Nos falta aún al público uruguayo algo de perspectiva, y algo de información, para poder adoptar respecto de la sustitución del Sr. Bordaberry una opinión formal. Esta es, por otra parte, en cosas de tanta importancia, una función que sólo la historia podrá cumplir debidamente.
Pero no podríamos retomar el contacto mensual con nuestros lectores sin hacer mención a algo que nos interesa y nos preocupa a todos en tan grande medida. Si fuéramos a callar acerca de las cosas que conciernen vitalmente nuestra común ciudadanía, no valdría la pena hablar de las otras. Por eso trataremos hoy de hilvanar estas difíciles reflexiones.
En primer lugar, hemos visto al Sr. Bordaberry alejarse de la Presidencia con verdadero sentimiento. Han acudido a nuestra memoria una variedad de episodios críticos en los que el Presidente Bordaberry sirvió a la República con valor y con auténtica estatura de estadista. En BUSQUEDA, donde varias veces registramos nuestra discrepancia con sus alocuciones económicas, también tuvimos ocasión de destacar aquellas exaltadas virtudes. Hoy es precisamente el recuerdo de éstas el que solicita nuestra atención.
El Sr. Bordaberry representó a nuestro país con singular eficacia, tanto en lo externo, ámbito en el cual su éxito fue ampliamente reconocido, como en lo interno, plano en el cual su imagen de recto padre de familia rindió servicios menos visibles, pero no menos valiosos. La Sra. de Bordaberry le prestó en todo ello una asistencia inapreciable.
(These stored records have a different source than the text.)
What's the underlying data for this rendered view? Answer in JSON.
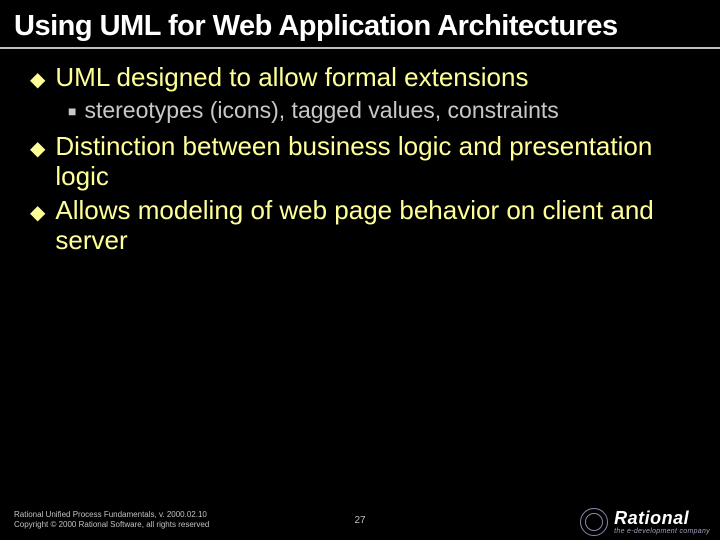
{
  "title": "Using UML for Web Application Architectures",
  "bullets": [
    {
      "text": "UML designed to allow formal extensions",
      "sub": [
        "stereotypes (icons), tagged values, constraints"
      ]
    },
    {
      "text": "Distinction between business logic and presentation logic",
      "sub": []
    },
    {
      "text": "Allows modeling of web page behavior on client and server",
      "sub": []
    }
  ],
  "footer": {
    "line1": "Rational Unified Process Fundamentals, v. 2000.02.10",
    "line2": "Copyright © 2000 Rational Software, all rights reserved",
    "page": "27",
    "logo_name": "Rational",
    "logo_tag": "the e-development company"
  }
}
Las circunstancias que motivaron el alejamiento del Sr. Bordaberry de la Presidencia giran en torno a una confrontación ideológica por muchos aspectos singular. Debemos confesar que la posición que el Sr. Bordaberry adoptó en ella, no sólo no la compartimos sino que, pese a las numerosas reflexiones interesantes que contienen sus memoranda, nos parece intrínsecamente insostenible.
El Sr. Bordaberry destaca acertadamente la relatividad de los valores representados por el régimen político que condujo al país a las crisis de 1973. Pero se equivoca al pretender encontrar fundamentos de valor absoluto en la asignación ad perpetuam del poder político a las Fuerzas Armadas; es decir, a una solución que precisamente se caracteriza por su condición coyuntural, y por lo tanto por su naturaleza esencialmente relativa y transitoria.
A nuestro modo de ver la salida que el Sr. Bordaberry ha buscado no puede encontrarse dentro del orden político mismo, sino que debe buscarse en una concepción del mundo y de la vida que devuelva al orden político su verdadera posición, mucho menos central y mucho menos expansiva que la que ha llegado a atribuírsele entre nosotros.
Con todo, habríamos deseado fervientemente que la confrontación ideológica hubiese sido compatible con el cumplimiento por parte del Presidente Bordaberry de la totalidad de su mandato.
El cambio en la Presidencia le reportó al país la pérdida de un Ministro de excepción. BUSQUEDA se siente en deuda con el Ing. Federico Soneira, por haberle otorgado una cobertura insuficiente a su iniciativa para resolver el problema de la vivienda mediante la restauración de un mercado libre de alquileres. Pero ahora que la solución se halla bajo ataque y no cuenta ya con su principal defensor en la órbita gubernamental, aún será tiempo para cumplir.